Department of Cardiology, Sir Run Run Shaw Hospital, Zhejiang University School of Medicine, Hangzhou, China.
Department of Cardiovascular Medicine, Mayo Clinic, Rochester, Minnesota, USA.
J Cardiovasc Electrophysiol. 2020 Sep;31(9):2275-2283. doi: 10.1111/jce.14632. Epub 2020 Jul 16.
The best management strategy for patients with atrial fibrillation (AF) with heart failure (HF) and preserved left ventricular ejection fraction (LVEF) is unknown.
This cohort study was conducted in Olmsted County, Minnesota, with resources of the Rochester Epidemiology Project. Patients with incident AF occurring between 2000 and 2014 with a prior or concurrent HF were included. Patients with LVEF ≥ 50% were designated as HF and preserved ejection fraction (HFpEF) and those with LVEF < 50% were designated as HF and reduced ejection fraction (HFrEF). Rhythm control in the first year after AF diagnosis was defined as prescriptions for an antiarrhythmic drug, catheter ablation, or maze procedure. The primary endpoint was all-cause mortality. The secondary endpoints were cardiovascular death, cardiovascular hospitalization, and stroke or transient ischemic attack. Of 859 patients (age, 77.2 ± 12.1 years; 49.2%, female), 447 had HFpEF-AF, and 412 had HFrEF-AF. There was no difference in all-cause mortality (10-year mortality, 83% vs 79%; p = .54) or secondary endpoints between the HFpEF-AF and HFrEF-AF, respectively. Compared with the rate control strategy, rhythm control in HFpEF-AF patients (n = 40, 15.9%) offered no survival benefits (adjusted HR, 0.70; 95% CI, 0.42-1.16; p = .16), whereas rhythm control in HFrEF-AF patients (n = 52, 22.5%) decrease cardiovascular mortality (HR, 0.38; 95% CI, 0.17-0.86; p = .02).

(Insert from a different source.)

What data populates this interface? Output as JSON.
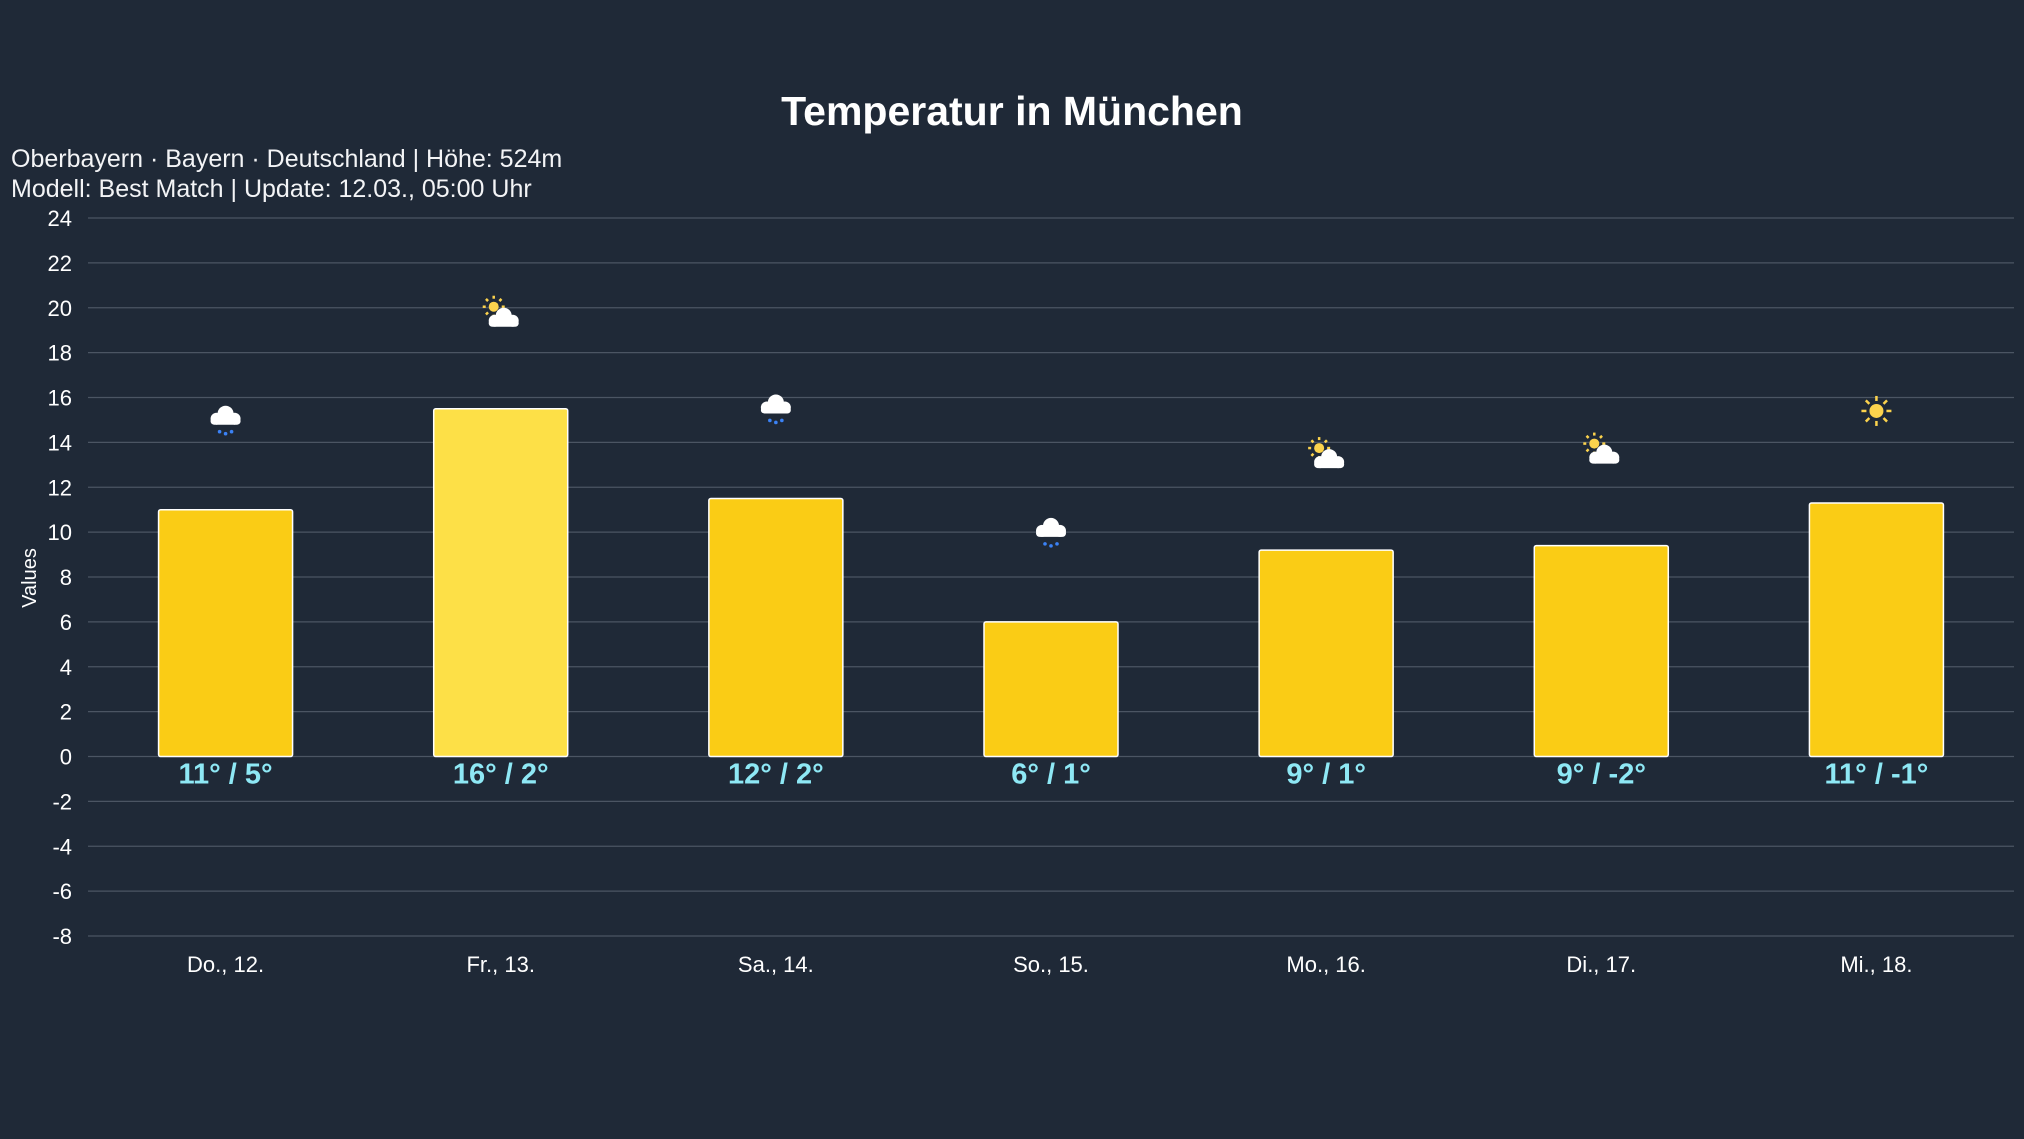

Patients with HFpEF-AF and HFrEF-AF had similar poor prognoses. Rhythm control strategy was seldom adopted in community care in patients with HF and AF. A rhythm control strategy may provide survival benefit for patients with HFrEF-AF and the benefit of rhythm control in patients with HFpEF-AF warrants further study.
对于伴有心力衰竭(HF)和保留左心室射血分数(LVEF)的心房颤动(AF)患者,最佳的管理策略尚不清楚。
本队列研究在明尼苏达州奥姆斯特德县进行,利用罗切斯特流行病学项目的资源。纳入 2000 年至 2014 年期间发生 AF 且既往或同时伴有 HF 的患者。LVEF≥50%的患者被指定为 HF 和保留射血分数(HFpEF),LVEF<50%的患者被指定为 HF 和射血分数降低(HFrEF)。AF 诊断后第一年的节律控制定义为抗心律失常药物、导管消融或迷宫手术的处方。主要终点是全因死亡率。次要终点是心血管死亡、心血管住院和卒中和短暂性脑缺血发作。在 859 例患者(年龄 77.2±12.1 岁;49.2%为女性)中,447 例为 HFpEF-AF,412 例为 HFrEF-AF。HFpEF-AF 和 HFrEF-AF 患者的全因死亡率(10 年死亡率,83%比 79%;p=0.54)或次要终点均无差异。与心率控制策略相比,HFpEF-AF 患者(n=40,15.9%)的节律控制策略并未带来生存获益(调整后的 HR,0.70;95%CI,0.42-1.16;p=0.16),而 HFrEF-AF 患者(n=52,22.5%)的节律控制策略降低了心血管死亡率(HR,0.38;95%CI,0.17-0.86;p=0.02)。
HFpEF-AF 和 HFrEF-AF 患者的预后均较差。HF 和 AF 患者的社区治疗很少采用节律控制策略。节律控制策略可能为 HFrEF-AF 患者带来生存获益,HFpEF-AF 患者节律控制的获益值得进一步研究。